Witten. . Hasen, Katzen und auch Ponys gab es schon immer im Wittener Tierheim. Neu sind aber die vielen ausgesetzten Hunde, die für Platzmangel sorgen.

Der Geräuschpegel im Tierheim Witten ist ohrenbetäubend. Manche Bewohner bellen anhaltend, andere jaulen herzerweichend. Einige beobachten Besucher einfach nur aus großen Augen. Vor allem im Hundehaus versteht man kaum sein eigenes Wort. Der Zufluchtsort platzt zur Zeit aus allen Nähten.
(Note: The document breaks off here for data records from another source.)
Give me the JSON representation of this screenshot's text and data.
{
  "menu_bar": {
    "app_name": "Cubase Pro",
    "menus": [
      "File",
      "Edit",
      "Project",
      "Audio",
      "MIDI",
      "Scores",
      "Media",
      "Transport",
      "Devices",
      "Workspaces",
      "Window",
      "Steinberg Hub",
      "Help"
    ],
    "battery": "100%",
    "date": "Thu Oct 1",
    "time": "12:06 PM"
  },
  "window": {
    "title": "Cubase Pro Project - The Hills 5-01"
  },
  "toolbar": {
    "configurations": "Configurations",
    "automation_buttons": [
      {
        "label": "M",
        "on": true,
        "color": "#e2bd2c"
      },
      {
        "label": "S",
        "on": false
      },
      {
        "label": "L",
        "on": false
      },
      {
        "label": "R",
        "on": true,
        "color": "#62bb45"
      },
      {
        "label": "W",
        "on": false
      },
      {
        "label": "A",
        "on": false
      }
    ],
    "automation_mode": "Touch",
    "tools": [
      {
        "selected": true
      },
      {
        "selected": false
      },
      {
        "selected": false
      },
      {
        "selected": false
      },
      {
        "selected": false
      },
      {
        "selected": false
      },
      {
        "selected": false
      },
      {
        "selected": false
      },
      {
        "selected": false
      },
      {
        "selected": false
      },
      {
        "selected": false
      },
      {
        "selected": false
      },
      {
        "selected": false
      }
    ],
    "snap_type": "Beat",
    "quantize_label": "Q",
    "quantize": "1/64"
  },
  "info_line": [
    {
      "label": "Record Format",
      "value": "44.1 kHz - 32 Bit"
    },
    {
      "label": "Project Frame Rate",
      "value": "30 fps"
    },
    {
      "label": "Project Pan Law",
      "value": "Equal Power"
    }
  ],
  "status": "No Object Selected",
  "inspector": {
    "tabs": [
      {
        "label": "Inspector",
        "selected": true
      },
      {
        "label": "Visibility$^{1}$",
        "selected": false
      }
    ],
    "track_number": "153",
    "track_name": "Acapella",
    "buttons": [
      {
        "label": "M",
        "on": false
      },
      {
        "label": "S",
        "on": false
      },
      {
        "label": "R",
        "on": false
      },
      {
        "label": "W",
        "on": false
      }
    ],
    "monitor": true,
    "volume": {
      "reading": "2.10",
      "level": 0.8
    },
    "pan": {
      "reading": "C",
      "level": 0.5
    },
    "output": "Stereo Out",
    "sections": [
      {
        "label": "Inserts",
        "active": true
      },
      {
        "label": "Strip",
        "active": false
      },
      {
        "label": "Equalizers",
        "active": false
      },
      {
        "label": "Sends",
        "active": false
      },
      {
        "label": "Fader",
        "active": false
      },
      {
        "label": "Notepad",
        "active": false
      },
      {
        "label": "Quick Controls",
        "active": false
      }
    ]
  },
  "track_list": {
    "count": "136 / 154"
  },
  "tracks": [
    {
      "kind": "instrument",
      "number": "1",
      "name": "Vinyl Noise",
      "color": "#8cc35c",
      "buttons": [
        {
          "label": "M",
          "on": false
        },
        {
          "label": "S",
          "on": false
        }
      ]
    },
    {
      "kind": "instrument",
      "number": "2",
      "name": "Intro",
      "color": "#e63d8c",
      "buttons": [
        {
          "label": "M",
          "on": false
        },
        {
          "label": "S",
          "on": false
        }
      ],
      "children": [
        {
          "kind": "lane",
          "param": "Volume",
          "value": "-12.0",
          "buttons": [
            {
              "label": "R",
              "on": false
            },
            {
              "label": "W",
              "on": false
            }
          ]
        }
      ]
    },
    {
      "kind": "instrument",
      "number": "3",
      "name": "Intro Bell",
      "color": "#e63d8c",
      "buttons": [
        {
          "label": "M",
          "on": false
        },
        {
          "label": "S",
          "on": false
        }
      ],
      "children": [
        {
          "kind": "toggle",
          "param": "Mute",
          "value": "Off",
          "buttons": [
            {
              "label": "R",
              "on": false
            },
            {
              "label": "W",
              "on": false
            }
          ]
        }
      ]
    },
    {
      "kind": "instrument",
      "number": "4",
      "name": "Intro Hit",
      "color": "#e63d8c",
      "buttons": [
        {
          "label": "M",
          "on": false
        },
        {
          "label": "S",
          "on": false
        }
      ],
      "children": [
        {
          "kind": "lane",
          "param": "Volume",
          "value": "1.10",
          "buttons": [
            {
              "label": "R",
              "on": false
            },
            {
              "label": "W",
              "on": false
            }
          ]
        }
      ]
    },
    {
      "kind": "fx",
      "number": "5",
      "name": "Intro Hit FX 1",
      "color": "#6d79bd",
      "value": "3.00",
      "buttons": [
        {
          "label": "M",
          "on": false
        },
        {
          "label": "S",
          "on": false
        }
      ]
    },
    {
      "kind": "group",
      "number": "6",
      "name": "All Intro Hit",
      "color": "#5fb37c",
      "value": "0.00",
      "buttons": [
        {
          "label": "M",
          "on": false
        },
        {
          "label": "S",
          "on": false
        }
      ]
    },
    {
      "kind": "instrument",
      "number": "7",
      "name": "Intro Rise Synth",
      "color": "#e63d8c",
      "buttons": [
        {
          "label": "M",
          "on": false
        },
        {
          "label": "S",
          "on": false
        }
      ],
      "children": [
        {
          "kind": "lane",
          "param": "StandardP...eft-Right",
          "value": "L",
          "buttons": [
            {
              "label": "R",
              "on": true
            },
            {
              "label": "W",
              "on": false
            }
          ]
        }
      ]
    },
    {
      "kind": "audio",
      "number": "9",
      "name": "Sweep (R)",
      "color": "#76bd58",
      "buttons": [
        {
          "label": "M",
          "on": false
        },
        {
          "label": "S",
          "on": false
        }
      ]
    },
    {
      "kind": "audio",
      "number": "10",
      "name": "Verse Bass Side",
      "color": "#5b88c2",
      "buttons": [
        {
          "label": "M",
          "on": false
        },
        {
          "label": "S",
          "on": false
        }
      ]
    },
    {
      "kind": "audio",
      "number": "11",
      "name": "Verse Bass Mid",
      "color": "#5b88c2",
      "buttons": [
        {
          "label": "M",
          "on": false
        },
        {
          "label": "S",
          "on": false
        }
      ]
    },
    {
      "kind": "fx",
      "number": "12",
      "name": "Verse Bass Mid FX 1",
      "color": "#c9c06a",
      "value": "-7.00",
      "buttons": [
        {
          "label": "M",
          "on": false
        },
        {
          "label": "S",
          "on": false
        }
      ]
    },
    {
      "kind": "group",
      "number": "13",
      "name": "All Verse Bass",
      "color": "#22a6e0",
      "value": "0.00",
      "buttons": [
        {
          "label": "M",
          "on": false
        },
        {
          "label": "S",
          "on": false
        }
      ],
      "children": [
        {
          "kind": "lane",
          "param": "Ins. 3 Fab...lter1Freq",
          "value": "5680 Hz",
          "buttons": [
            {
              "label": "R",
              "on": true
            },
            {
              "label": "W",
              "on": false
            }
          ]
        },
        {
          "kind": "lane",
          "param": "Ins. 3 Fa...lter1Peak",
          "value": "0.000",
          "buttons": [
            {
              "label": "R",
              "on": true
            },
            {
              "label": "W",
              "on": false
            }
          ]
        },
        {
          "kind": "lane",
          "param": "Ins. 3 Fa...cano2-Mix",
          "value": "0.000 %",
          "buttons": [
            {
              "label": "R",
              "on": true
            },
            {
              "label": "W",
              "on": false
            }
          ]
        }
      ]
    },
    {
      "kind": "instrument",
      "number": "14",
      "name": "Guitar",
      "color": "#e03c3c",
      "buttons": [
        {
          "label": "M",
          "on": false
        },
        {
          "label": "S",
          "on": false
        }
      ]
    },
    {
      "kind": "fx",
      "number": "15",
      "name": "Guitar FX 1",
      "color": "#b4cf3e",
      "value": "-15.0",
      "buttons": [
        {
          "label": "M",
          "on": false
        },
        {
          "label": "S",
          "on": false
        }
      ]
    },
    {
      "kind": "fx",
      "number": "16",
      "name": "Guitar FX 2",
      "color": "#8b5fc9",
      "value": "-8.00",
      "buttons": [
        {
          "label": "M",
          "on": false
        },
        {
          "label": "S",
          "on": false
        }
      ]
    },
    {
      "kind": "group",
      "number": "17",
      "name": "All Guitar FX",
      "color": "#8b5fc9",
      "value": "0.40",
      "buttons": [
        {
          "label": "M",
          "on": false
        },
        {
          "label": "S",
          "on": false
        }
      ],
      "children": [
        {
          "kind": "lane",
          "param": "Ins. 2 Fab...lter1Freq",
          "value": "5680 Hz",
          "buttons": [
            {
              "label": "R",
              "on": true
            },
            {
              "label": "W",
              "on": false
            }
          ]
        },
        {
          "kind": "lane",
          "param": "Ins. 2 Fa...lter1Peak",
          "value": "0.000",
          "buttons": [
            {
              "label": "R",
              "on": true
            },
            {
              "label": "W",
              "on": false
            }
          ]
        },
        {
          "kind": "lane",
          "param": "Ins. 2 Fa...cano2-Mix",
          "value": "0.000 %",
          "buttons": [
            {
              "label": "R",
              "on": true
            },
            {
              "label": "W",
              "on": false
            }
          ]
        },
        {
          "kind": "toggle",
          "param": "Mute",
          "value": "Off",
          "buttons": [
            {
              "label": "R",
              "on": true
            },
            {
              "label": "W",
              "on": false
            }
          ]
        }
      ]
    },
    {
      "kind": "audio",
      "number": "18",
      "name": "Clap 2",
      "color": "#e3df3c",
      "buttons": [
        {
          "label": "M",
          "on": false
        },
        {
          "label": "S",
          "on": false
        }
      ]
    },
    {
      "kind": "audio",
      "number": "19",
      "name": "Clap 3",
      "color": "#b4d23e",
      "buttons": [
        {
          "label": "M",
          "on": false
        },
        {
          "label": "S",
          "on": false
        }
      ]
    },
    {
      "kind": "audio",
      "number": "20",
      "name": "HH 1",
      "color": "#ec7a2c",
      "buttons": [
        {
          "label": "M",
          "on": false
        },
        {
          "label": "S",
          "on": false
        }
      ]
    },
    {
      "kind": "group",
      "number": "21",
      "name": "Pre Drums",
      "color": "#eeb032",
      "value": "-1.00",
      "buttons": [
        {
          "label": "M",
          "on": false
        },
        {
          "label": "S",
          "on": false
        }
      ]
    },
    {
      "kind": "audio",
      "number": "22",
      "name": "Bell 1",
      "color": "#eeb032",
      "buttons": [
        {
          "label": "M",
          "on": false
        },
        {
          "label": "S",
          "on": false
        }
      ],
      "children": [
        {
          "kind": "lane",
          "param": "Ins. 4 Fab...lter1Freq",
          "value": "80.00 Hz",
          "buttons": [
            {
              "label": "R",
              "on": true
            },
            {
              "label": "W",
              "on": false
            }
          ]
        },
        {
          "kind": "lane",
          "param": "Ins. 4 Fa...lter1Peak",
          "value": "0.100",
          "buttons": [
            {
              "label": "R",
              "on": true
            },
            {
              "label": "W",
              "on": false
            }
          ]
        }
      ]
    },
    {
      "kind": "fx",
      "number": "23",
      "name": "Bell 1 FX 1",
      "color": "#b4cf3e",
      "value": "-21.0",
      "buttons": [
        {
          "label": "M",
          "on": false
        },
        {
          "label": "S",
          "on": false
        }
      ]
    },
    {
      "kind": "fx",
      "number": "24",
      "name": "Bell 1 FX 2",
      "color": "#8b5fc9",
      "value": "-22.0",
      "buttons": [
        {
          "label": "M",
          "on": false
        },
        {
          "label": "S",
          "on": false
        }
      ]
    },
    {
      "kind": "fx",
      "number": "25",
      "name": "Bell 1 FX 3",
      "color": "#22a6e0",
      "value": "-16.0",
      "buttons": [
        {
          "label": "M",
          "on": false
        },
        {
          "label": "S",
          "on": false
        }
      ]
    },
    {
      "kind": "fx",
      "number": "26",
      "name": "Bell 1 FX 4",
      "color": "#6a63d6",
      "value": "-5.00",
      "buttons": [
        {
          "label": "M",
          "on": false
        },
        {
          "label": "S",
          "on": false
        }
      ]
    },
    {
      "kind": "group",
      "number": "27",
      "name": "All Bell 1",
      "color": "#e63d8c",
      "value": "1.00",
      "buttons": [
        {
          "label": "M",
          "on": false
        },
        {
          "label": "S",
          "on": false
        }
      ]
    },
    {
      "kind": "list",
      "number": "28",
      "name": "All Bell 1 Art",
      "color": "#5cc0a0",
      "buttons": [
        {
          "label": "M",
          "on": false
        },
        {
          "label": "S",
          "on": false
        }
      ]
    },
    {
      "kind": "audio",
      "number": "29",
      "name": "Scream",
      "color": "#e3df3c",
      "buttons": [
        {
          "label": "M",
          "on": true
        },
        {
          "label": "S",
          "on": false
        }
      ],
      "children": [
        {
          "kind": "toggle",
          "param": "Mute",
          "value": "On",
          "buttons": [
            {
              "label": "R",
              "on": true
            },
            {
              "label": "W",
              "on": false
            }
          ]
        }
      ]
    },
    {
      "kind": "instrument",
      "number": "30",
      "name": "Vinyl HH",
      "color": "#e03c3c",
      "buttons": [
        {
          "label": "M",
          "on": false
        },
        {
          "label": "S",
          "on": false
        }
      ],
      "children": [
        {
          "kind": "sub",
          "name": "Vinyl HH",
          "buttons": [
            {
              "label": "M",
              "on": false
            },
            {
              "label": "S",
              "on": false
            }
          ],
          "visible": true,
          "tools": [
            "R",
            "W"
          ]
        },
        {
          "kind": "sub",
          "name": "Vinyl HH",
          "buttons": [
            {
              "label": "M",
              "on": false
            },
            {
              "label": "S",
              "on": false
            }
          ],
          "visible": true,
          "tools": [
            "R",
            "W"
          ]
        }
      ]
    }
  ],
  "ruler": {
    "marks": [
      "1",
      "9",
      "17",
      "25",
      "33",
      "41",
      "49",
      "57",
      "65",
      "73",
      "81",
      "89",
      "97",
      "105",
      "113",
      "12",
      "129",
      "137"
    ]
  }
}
116 tierische Lebewesen haben aktuell an der Wetterstraße ein Zuhause gefunden. Vor allem sind es Hunde und Katzen, denen das große Gebäude an der Wetterstraße Unterschlupf bietet. Im Moment leben auch zwei Ponys, ein Ziegenbock, zwei Schweine, einige Kaninchen und Meerschweinchen, fünf Schildkröten und vier auf dem Schnee eingefangenen Kamerunschafe auf dem großen Gelände im Ruhrtal. „Wir sind absolut ausgelastet. Jeder Käfig ist mit mindestens einem Tier belegt“, sagt Leiterin Kirsten Simon. „Und es wird immer schlimmer.“

Zwinger jetzt auch in den Wintermonaten voll besetzt

Während es sonst eigentlich nur in den Sommerferien besonders voll in den Zwingern und Ställen wird, ist das Tierheim in diesem Jahr auch während der Wintermonate komplett ausgebucht. „Seit einigen Monaten kommen sehr viele Fundhunde, die ganz klassisch ausgesetzt wurden, zu uns“, sagt Kirsten Simon. Die Geschichte von „Bissy“ berührt die 39-jährige gelernte Tierpflegerin besonders.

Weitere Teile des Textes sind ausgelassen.